In the government contracting world, organizations can face roadblocks in pushing a technology from the research, development and prototyping phases out to the field. This “valley of death,” as it’s often referred to in GovCon, represents a culmination of challenges associated with funding, time, momentum and other bureaucratic hurdles.
Of these issues, the most difficult for organizations to overcome when transitioning from prototyping to fielding a solution is adoption, according to Alka Bhave, chief operations officer for Riverside Research.

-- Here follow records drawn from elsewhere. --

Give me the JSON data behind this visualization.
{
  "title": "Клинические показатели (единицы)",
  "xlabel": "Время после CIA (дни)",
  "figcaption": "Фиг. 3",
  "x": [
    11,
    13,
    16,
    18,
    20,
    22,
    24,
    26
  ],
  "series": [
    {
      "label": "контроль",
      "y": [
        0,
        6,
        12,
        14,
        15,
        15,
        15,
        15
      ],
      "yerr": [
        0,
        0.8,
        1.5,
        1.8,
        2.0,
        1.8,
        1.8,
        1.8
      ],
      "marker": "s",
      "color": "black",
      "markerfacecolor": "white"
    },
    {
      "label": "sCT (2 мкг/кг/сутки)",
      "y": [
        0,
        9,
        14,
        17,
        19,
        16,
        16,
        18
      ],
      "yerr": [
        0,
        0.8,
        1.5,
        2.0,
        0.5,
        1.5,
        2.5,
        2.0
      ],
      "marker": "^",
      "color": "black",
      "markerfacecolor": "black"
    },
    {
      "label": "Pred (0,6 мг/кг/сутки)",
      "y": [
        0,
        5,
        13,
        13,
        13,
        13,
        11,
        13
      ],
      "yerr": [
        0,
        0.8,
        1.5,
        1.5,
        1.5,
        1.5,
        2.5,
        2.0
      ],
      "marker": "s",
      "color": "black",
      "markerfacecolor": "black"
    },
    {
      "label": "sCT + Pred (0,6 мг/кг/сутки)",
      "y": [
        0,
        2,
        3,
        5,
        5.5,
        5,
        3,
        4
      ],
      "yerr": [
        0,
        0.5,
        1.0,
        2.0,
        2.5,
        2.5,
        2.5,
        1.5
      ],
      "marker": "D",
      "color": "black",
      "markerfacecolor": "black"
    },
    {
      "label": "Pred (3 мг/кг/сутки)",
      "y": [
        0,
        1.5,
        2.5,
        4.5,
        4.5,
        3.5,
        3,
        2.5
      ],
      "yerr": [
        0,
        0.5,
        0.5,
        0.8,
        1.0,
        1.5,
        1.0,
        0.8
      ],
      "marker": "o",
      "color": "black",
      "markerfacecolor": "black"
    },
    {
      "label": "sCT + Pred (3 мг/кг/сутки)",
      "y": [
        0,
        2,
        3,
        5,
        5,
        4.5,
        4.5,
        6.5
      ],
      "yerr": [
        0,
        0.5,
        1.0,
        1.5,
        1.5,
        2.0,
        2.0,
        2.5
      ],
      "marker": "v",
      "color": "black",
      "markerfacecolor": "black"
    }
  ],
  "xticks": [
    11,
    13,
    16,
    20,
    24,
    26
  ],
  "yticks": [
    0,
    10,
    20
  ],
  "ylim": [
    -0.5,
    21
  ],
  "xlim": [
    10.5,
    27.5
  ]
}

“Adoption of that technology is really really critical in ensuring that the technology makes it into the hands of those that really need it,” Bhave explained in a video interview with Executive Mosaic. “We don’t want to develop something that will never get used or make life easier — that ensures correct focus on capabilities and technologies.”
For government customers, there is an added layer of complexity in getting these critical technologies and capabilities into the hands of the end user.
“A technology may be created, prototyped and funded by one entity and then introduced as a program of record, as part of an acquisition lifecycle, for another entity,” Bhave said, describing some of the continuity challenges that federal buyers may encounter.
In her conversation with Executive Mosaic’s Summer Myatt, Bhave also provided a breakdown of the Department of Defense’s fiscal year 2023 budget, which includes the largest ever increase in R&D funding in the department’s history.